The leaked document from the Personal Investment Authority, the companies' front-line regulator, shows some of the UK's biggest insurers, including TSB Life, Royal Life, Pearl, Sun Alliance, Friends Provident, London & Manchester and Britannic, have yet to settle as little as 10 per cent of their most urgent cases.

The leaked report will be a further blow to the PIA, which staked its credibility on resolving the problem after a report last year revealed almost no compensation had been paid at that time.

Helen Liddell, Treasury Minister, has indicated her willingness to by- pass regulators by summoning the worst-offending insurance firms to a meeting tomorrow. Company chiefs will be told by Mrs Liddell that unless they speed up the review process they may face tough sanctions, including fines, over their failure to comply.

The latest PIA document includes sets of tables, revealing progress to date. One of the tables, dated 3 April, is believed to show the picture in the months prior to that date. Newer figures indicate that some companies, most notably Equitable Life, Norwich Union and Royal London, have made some progress.

It is believed that the inability of most firms to proceed with the review at speed will lead Sir Andrew Large, outgoing chairman at SIB, to publicly back later today redress "guarantees" as a view of resolving the matter.

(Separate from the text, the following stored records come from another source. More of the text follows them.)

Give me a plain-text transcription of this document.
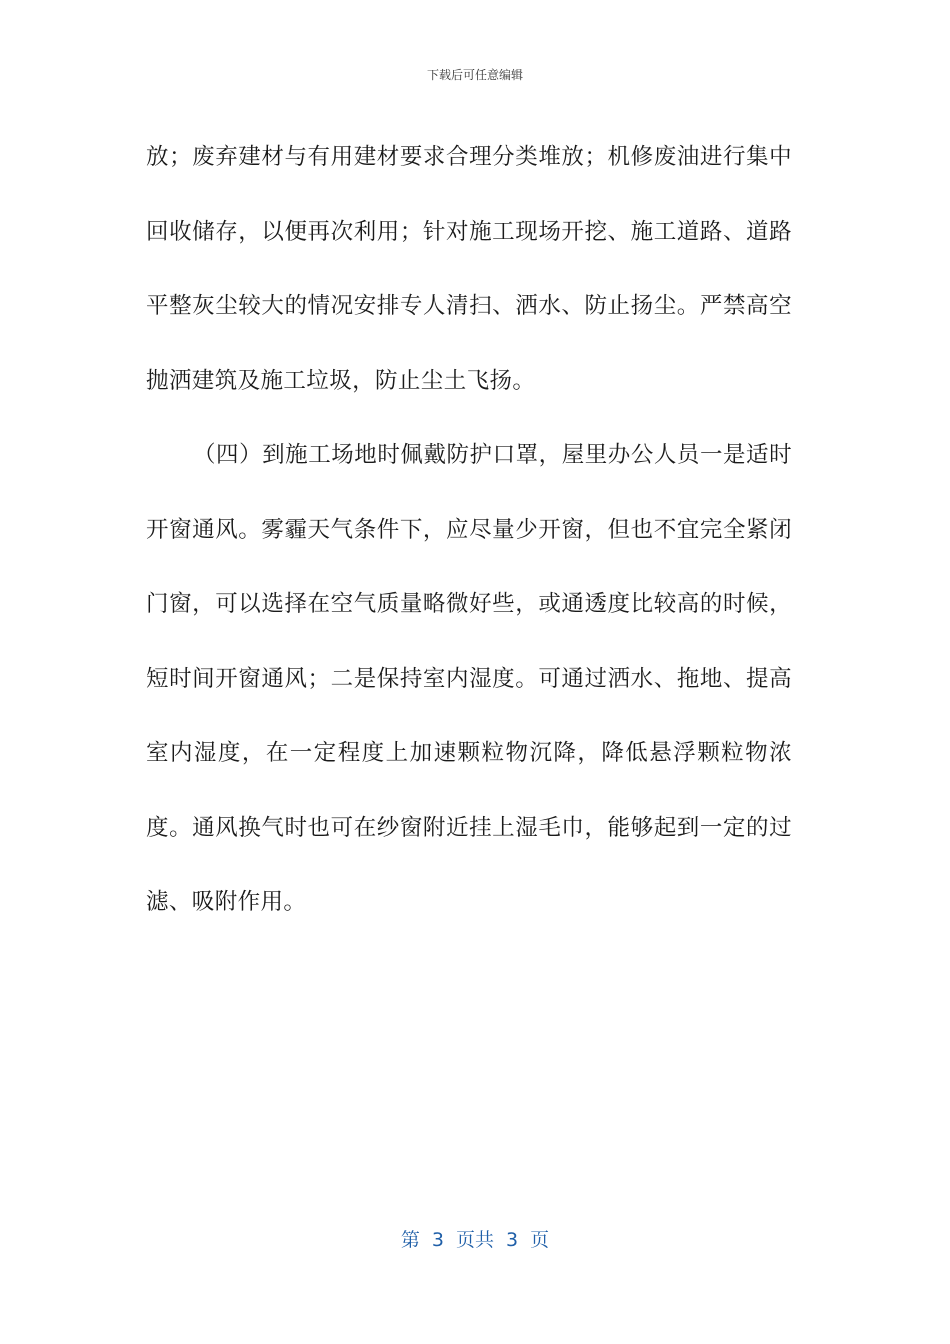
下载后可任意编辑

放；废弃建材与有用建材要求合理分类堆放；机修废油进行集中回收储存，以便再次利用；针对施工现场开挖、施工道路、道路平整灰尘较大的情况安排专人清扫、洒水、防止扬尘。严禁高空抛洒建筑及施工垃圾，防止尘土飞扬。

（四）到施工场地时佩戴防护口罩，屋里办公人员一是适时开窗通风。雾霾天气条件下，应尽量少开窗，但也不宜完全紧闭门窗，可以选择在空气质量略微好些，或通透度比较高的时候，短时间开窗通风；二是保持室内湿度。可通过洒水、拖地、提高室内湿度，在一定程度上加速颗粒物沉降，降低悬浮颗粒物浓度。通风换气时也可在纱窗附近挂上湿毛巾，能够起到一定的过滤、吸附作用。

第 3 页共 3 页
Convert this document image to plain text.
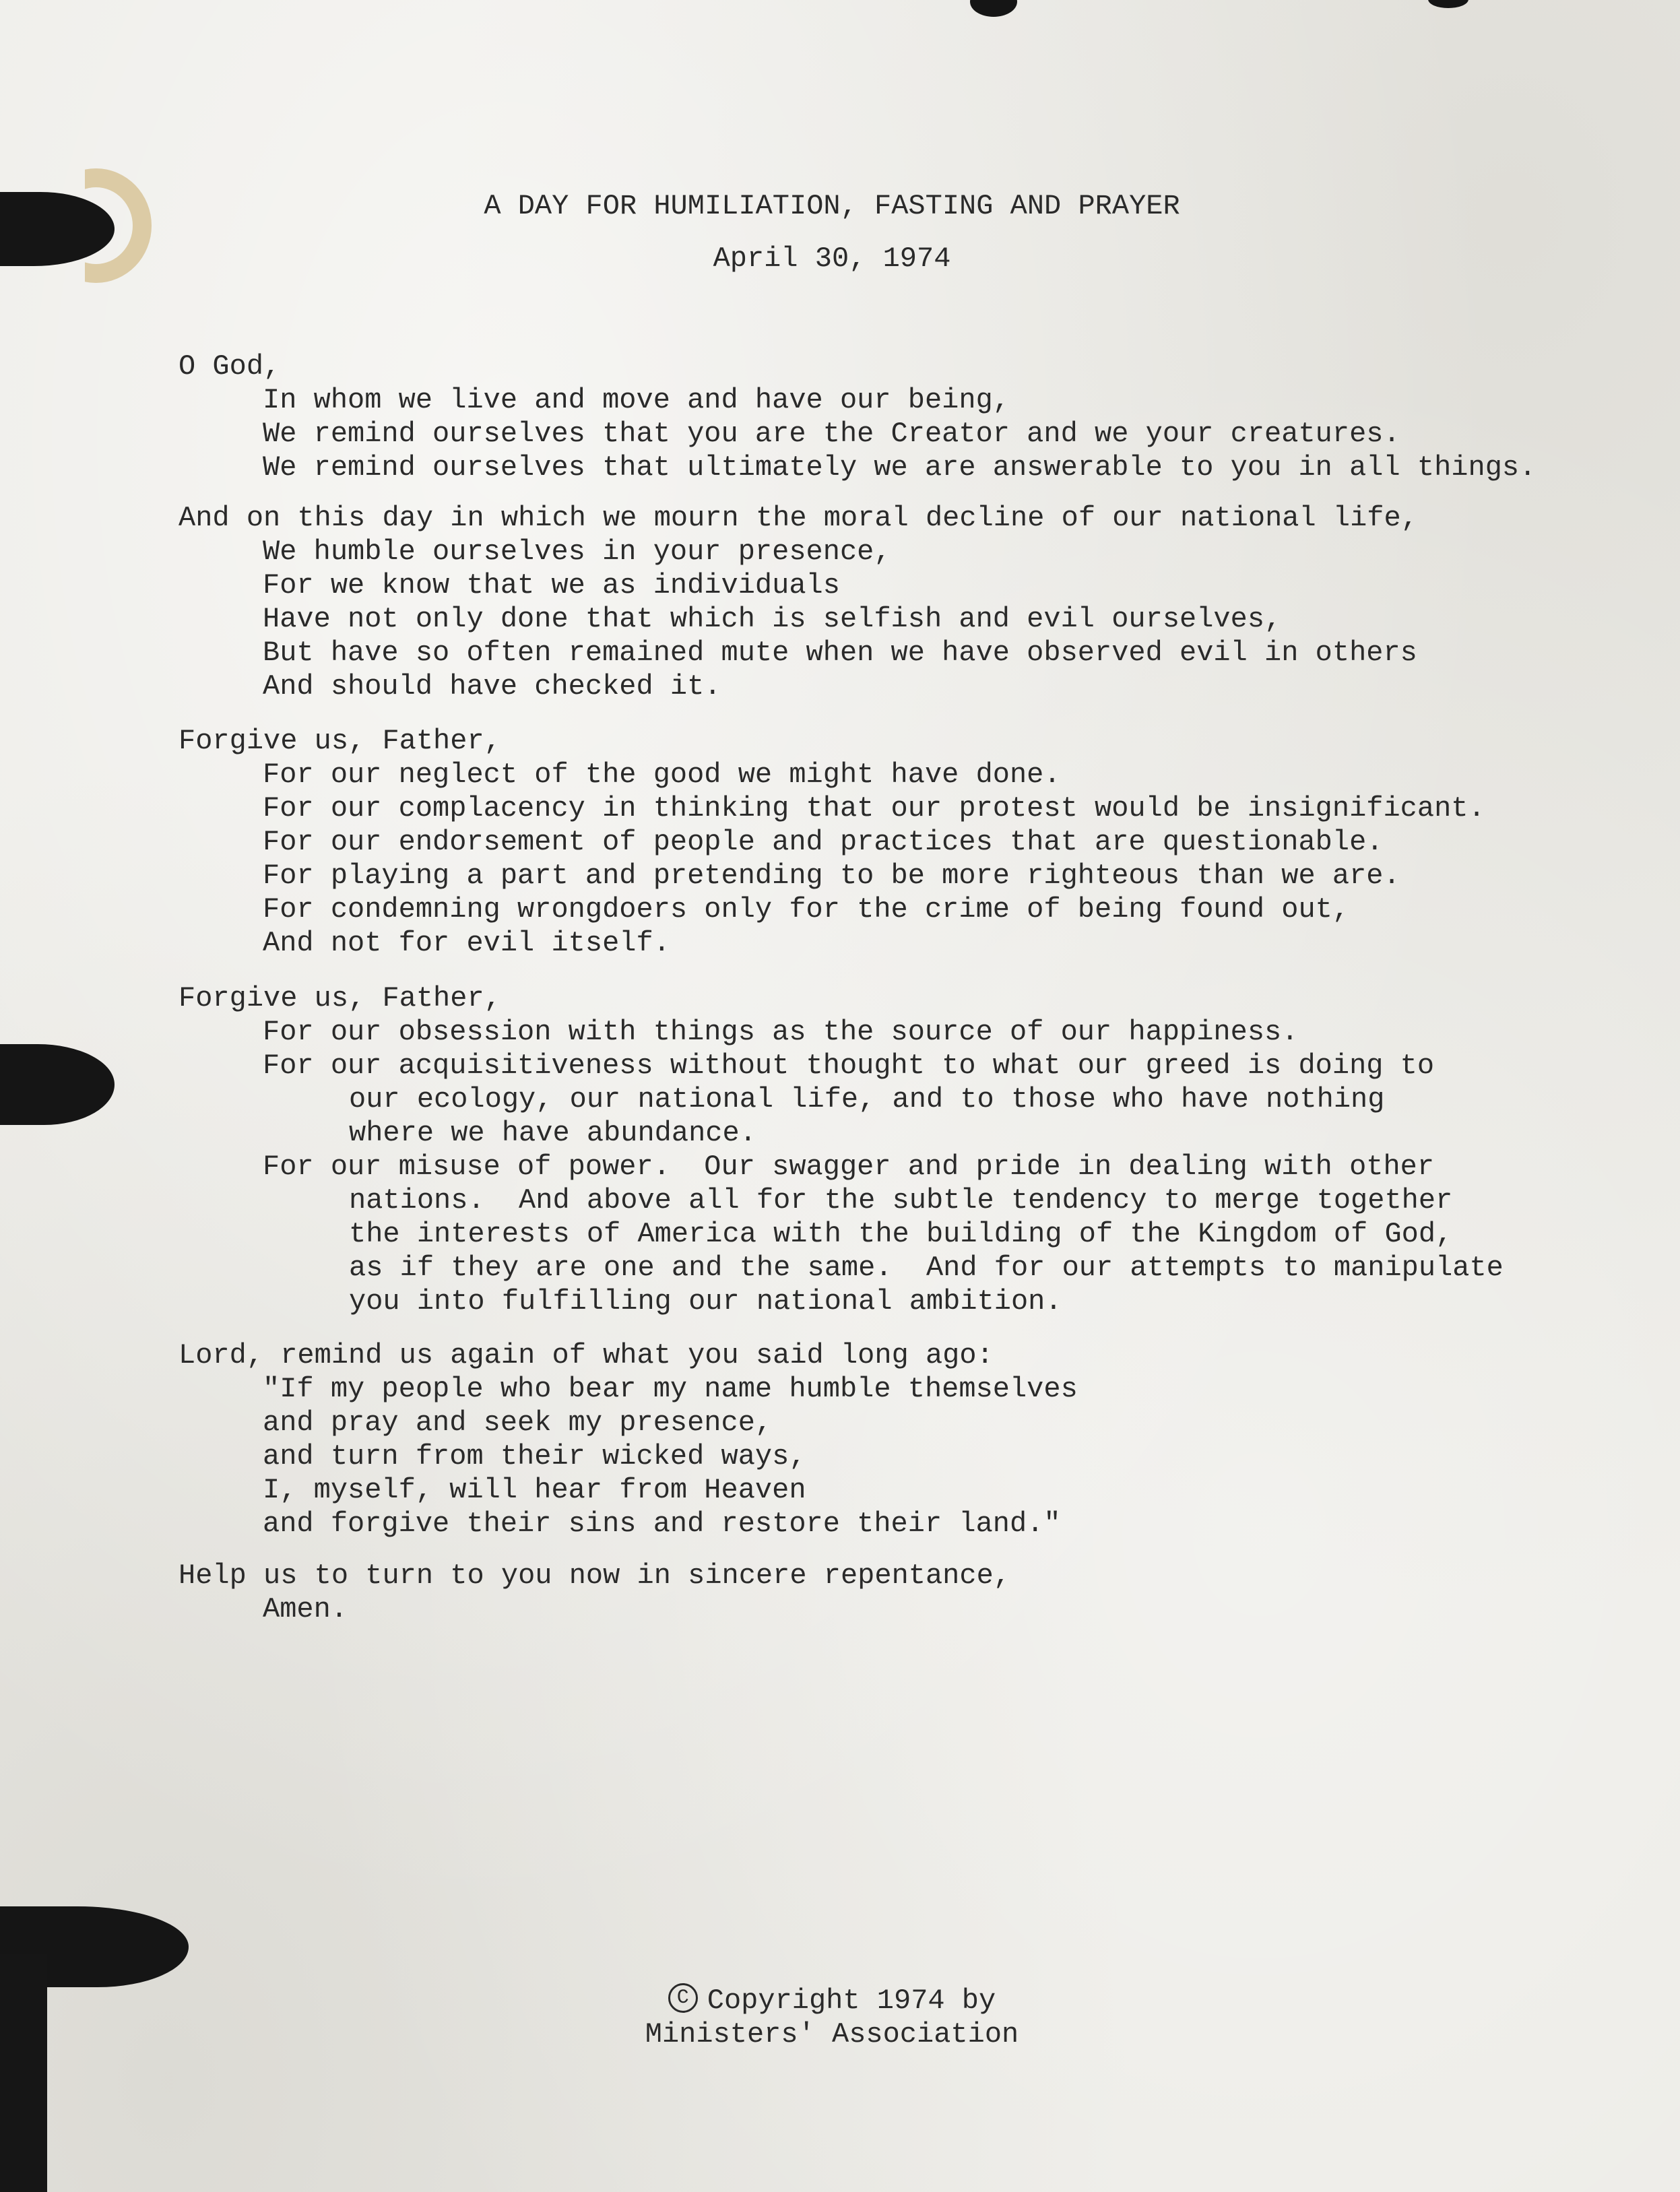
A DAY FOR HUMILIATION, FASTING AND PRAYER
April 30, 1974
O God,
In whom we live and move and have our being,
We remind ourselves that you are the Creator and we your creatures.
We remind ourselves that ultimately we are answerable to you in all things.
And on this day in which we mourn the moral decline of our national life,
We humble ourselves in your presence,
For we know that we as individuals
Have not only done that which is selfish and evil ourselves,
But have so often remained mute when we have observed evil in others
And should have checked it.
Forgive us, Father,
For our neglect of the good we might have done.
For our complacency in thinking that our protest would be insignificant.
For our endorsement of people and practices that are questionable.
For playing a part and pretending to be more righteous than we are.
For condemning wrongdoers only for the crime of being found out,
And not for evil itself.
Forgive us, Father,
For our obsession with things as the source of our happiness.
For our acquisitiveness without thought to what our greed is doing to
our ecology, our national life, and to those who have nothing
where we have abundance.
For our misuse of power.  Our swagger and pride in dealing with other
nations.  And above all for the subtle tendency to merge together
the interests of America with the building of the Kingdom of God,
as if they are one and the same.  And for our attempts to manipulate
you into fulfilling our national ambition.
Lord, remind us again of what you said long ago:
"If my people who bear my name humble themselves
and pray and seek my presence,
and turn from their wicked ways,
I, myself, will hear from Heaven
and forgive their sins and restore their land."
Help us to turn to you now in sincere repentance,
Amen.
C Copyright 1974 by
Ministers' Association
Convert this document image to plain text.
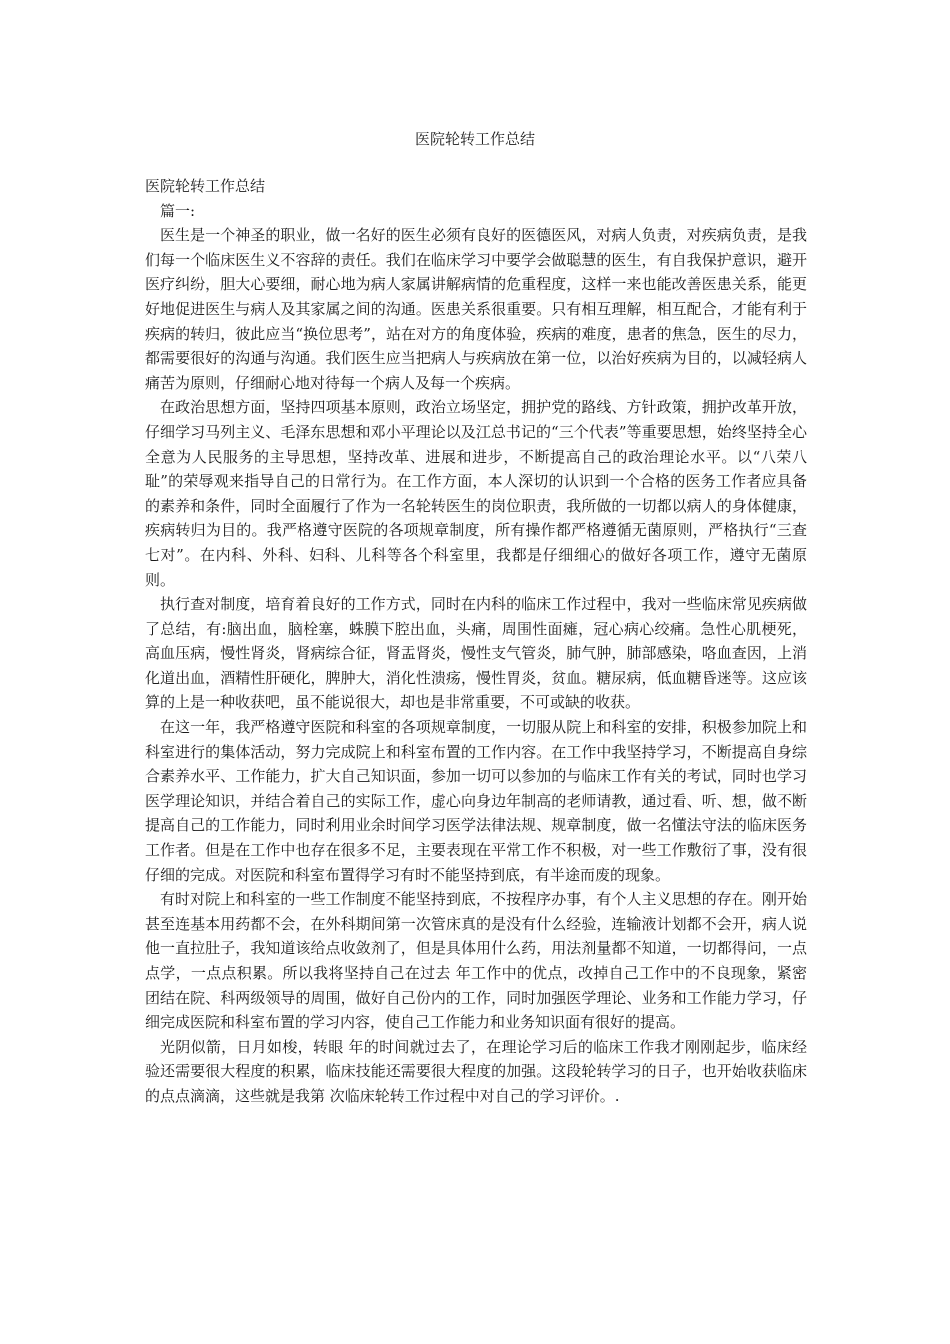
医院轮转工作总结

医院轮转工作总结

篇一:

医生是一个神圣的职业，做一名好的医生必须有良好的医德医风，对病人负责，对疾病负责，是我们每一个临床医生义不容辞的责任。我们在临床学习中要学会做聪慧的医生，有自我保护意识，避开医疗纠纷，胆大心要细，耐心地为病人家属讲解病情的危重程度，这样一来也能改善医患关系，能更好地促进医生与病人及其家属之间的沟通。医患关系很重要。只有相互理解，相互配合，才能有利于疾病的转归，彼此应当“换位思考”，站在对方的角度体验，疾病的难度，患者的焦急，医生的尽力，都需要很好的沟通与沟通。我们医生应当把病人与疾病放在第一位，以治好疾病为目的，以减轻病人痛苦为原则，仔细耐心地对待每一个病人及每一个疾病。

在政治思想方面，坚持四项基本原则，政治立场坚定，拥护党的路线、方针政策，拥护改革开放，仔细学习马列主义、毛泽东思想和邓小平理论以及江总书记的“三个代表”等重要思想，始终坚持全心全意为人民服务的主导思想，坚持改革、进展和进步，不断提高自己的政治理论水平。以“八荣八耻”的荣辱观来指导自己的日常行为。在工作方面，本人深切的认识到一个合格的医务工作者应具备的素养和条件，同时全面履行了作为一名轮转医生的岗位职责，我所做的一切都以病人的身体健康，疾病转归为目的。我严格遵守医院的各项规章制度，所有操作都严格遵循无菌原则，严格执行“三查七对”。在内科、外科、妇科、儿科等各个科室里，我都是仔细细心的做好各项工作，遵守无菌原则。

执行查对制度，培育着良好的工作方式，同时在内科的临床工作过程中，我对一些临床常见疾病做了总结，有:脑出血，脑栓塞，蛛膜下腔出血，头痛，周围性面瘫，冠心病心绞痛。急性心肌梗死，高血压病，慢性肾炎，肾病综合征，肾盂肾炎，慢性支气管炎，肺气肿，肺部感染，咯血查因，上消化道出血，酒精性肝硬化，脾肿大，消化性溃疡，慢性胃炎，贫血。糖尿病，低血糖昏迷等。这应该算的上是一种收获吧，虽不能说很大，却也是非常重要，不可或缺的收获。

在这一年，我严格遵守医院和科室的各项规章制度，一切服从院上和科室的安排，积极参加院上和科室进行的集体活动，努力完成院上和科室布置的工作内容。在工作中我坚持学习，不断提高自身综合素养水平、工作能力，扩大自己知识面，参加一切可以参加的与临床工作有关的考试，同时也学习医学理论知识，并结合着自己的实际工作，虚心向身边年制高的老师请教，通过看、听、想，做不断提高自己的工作能力，同时利用业余时间学习医学法律法规、规章制度，做一名懂法守法的临床医务工作者。但是在工作中也存在很多不足，主要表现在平常工作不积极，对一些工作敷衍了事，没有很仔细的完成。对医院和科室布置得学习有时不能坚持到底，有半途而废的现象。

有时对院上和科室的一些工作制度不能坚持到底，不按程序办事，有个人主义思想的存在。刚开始甚至连基本用药都不会，在外科期间第一次管床真的是没有什么经验，连输液计划都不会开，病人说他一直拉肚子，我知道该给点收敛剂了，但是具体用什么药，用法剂量都不知道，一切都得问，一点点学，一点点积累。所以我将坚持自己在过去 年工作中的优点，改掉自己工作中的不良现象，紧密团结在院、科两级领导的周围，做好自己份内的工作，同时加强医学理论、业务和工作能力学习，仔细完成医院和科室布置的学习内容，使自己工作能力和业务知识面有很好的提高。

光阴似箭，日月如梭，转眼 年的时间就过去了，在理论学习后的临床工作我才刚刚起步，临床经验还需要很大程度的积累，临床技能还需要很大程度的加强。这段轮转学习的日子，也开始收获临床的点点滴滴，这些就是我第 次临床轮转工作过程中对自己的学习评价。.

The "guarantee" system, championed by Legal & General, would promise those who were mis-sold a pension that the insurer would match every benefit they would otherwise have been entitled to even if they could not rejoin their old scheme.

PIA executives have rejected this option, claiming it is unworkable. However, SIB has never hidden its sympathy for the proposal, which Sir Andrew hopes will break the compensation log-jam. It is thought among the first to offer this system to its policyholders could be Prudential.

The extent of the shambles involved in the compensation process is outlined in the PIA document, which details the experience of one company, Britannic, in the review process.

Britannic, a Birmingham-based company which employs 2,300 sales staff, was visited by a PIA monitoring team in January. The team found that letters from Britannic policyholders were not being acknowledged, reminders to take part in the review were not being sent out and people were being excluded from the review for no proper reason.

Brian Shaw, chief executive at Britannic, said: "We have increased our commitment in the past months and are in line with other providers in terms of what we have achieved to date."